Monday, February 06, 2006

Neverland

Never Let Me Go, by Kazuo Ishiguro (2005)

I seem to remember that when The Remains Of The Day came out, some critic or other remarked that it was nice to see a sensible novel, what with all this silly magic realism going around. I don't know why it was considered so remarkable that Kazuo Ishiguro was writing books without flying carpets in them; maybe it was simply because he was called Kazuo, and not Julian or Martin. It's the same sloppy thinking that gets him placed in the 'Asian Fiction' section of my local bookshop. Despite being born in Nagasaki, Ishiguro is very English, and his latest novel begins in that most English of settings, a public school. (Go here for an explanation of the perversely misleading British expression, if needs be.)

In fact, it doesn't quite begin there - the description of the school is framed as a flashback, so the immediate implication is that we're embarking on that current fave, the Friends Reunited narrative - see Jonathan Coe's The Closed Circle, the TV series "40", and back to Frederic Raphael's The Glittering Prizes - even, perhaps, to Brideshead Revisited. But pretty soon we realise this isn't Jennings or even Harry Potter. The children are known by forenames and initials - Kathy H., Tommy D. Shades of Josef K.? There are no teachers, just "guardians". Parents are never mentioned, and nobody seems to go home. And what are donors, and carers? And why do these kids seem to spend all their time doing art and PE?

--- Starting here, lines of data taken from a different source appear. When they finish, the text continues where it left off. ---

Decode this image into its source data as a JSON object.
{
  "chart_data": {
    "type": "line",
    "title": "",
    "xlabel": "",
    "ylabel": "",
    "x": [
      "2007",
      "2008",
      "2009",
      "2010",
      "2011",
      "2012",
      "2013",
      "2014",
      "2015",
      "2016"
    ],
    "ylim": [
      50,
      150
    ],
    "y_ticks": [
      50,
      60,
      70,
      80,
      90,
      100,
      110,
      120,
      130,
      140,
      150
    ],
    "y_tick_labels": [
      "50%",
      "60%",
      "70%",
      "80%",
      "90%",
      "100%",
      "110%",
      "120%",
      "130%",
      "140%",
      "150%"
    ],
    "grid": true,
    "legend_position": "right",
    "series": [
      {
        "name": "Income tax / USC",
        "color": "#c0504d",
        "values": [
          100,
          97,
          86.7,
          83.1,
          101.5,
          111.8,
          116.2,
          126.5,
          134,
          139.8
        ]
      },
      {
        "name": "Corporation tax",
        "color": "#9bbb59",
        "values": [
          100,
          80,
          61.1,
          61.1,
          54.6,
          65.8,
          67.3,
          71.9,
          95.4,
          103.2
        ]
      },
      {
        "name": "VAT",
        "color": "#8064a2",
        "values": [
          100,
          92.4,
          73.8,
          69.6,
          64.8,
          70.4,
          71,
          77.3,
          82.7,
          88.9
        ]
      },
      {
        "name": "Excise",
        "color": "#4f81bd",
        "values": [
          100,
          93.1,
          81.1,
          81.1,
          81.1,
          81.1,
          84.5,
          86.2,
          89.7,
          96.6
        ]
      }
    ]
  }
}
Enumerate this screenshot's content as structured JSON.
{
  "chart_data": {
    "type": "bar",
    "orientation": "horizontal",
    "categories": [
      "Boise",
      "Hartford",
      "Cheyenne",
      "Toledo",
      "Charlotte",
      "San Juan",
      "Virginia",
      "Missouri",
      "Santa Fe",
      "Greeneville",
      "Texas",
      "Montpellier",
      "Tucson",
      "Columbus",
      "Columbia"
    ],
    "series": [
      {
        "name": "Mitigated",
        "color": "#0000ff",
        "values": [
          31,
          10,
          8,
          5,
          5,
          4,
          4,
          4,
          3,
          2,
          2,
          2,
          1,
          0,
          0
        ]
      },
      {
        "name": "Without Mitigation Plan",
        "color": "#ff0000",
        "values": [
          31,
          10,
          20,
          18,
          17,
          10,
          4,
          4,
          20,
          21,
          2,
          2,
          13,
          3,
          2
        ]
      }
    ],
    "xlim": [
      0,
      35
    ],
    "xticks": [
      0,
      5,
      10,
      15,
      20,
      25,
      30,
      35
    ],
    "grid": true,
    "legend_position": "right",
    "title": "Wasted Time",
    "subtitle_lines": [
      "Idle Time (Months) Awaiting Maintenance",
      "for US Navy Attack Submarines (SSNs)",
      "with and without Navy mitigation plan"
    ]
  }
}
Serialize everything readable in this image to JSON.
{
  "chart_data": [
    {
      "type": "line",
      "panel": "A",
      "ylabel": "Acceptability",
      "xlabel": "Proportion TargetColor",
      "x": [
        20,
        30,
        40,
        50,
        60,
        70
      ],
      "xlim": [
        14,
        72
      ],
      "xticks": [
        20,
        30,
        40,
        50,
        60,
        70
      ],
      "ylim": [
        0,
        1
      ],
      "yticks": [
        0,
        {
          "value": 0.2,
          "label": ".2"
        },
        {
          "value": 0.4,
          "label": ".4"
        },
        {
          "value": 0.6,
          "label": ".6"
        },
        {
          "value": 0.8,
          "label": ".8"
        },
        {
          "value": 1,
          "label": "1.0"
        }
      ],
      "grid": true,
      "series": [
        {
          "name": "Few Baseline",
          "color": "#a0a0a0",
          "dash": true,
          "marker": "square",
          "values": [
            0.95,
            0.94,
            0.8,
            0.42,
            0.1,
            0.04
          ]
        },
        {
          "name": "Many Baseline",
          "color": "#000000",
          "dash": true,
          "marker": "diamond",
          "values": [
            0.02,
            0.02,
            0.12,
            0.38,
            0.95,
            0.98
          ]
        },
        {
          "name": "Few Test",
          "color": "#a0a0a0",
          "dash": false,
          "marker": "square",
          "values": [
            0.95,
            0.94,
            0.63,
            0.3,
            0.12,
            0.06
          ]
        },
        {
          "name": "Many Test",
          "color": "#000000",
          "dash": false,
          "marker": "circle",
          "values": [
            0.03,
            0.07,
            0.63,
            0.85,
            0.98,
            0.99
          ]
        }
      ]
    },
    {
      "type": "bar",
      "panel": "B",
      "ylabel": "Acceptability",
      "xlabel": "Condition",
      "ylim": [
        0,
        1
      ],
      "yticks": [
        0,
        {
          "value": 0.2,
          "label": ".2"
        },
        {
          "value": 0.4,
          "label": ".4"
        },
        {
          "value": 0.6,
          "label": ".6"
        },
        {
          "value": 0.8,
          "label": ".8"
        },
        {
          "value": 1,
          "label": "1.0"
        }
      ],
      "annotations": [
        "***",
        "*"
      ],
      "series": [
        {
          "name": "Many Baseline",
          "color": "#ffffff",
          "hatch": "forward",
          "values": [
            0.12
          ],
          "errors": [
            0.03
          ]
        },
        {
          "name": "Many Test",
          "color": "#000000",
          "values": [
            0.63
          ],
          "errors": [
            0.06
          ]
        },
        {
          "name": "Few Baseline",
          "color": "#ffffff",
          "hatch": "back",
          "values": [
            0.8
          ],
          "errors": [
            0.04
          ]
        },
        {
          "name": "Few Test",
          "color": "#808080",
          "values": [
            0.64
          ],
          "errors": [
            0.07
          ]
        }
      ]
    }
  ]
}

There's a mystery underpinning the narrative, and Ishiguro lets it seep out almost casually. He's aided by the Bildungsroman structure; the narrator, Kathy, comes to realise her ultimate destiny with a realistically childlike sense of inevitability, the same way that the non-existence of Santa Claus comes as a gradual awareness, rather than a brutal shock. (Incidentally, readers of the US paperback edition will have had their sense of shock at plot developments tempered even further by the comically po-faced Library of Congress catalogue listing at the front, which treats works of fiction like junior high text books. Let's just say that The Wasp Factory would receive something like "1. Scotland--Fiction. 2. Setting fire to insects--Fiction. 3. Oh, by the way, the narrator's a girl, did I mention that?--Fiction.")

As the narrative develops, we realise that we're in the realms of Brave New World or Soylent Green, but the sheer acquiescence with which characters accept their cog-like roles makes matters even more chilling. The world he creates is so close to our own ("England, late 1990s", he says; Norfolk, Littlehampton, Oxfam shops, Walkmans), so distant from Huxley's glassy sci-fi.

Ishiguro doesn't do polemical messages, but there is clearly something here about the necessary sacrifice of individuals - "poor creatures", as one character puts it - for the collective good, and the moral quandaries that arise from that. But, most importantly is the disconcerting calm of his characters, and the acceptance of what the reader sees as weird, freakish, unreal. He's done what seemed highly unlikely in 1989, and crafted a very English fragment of magic realism.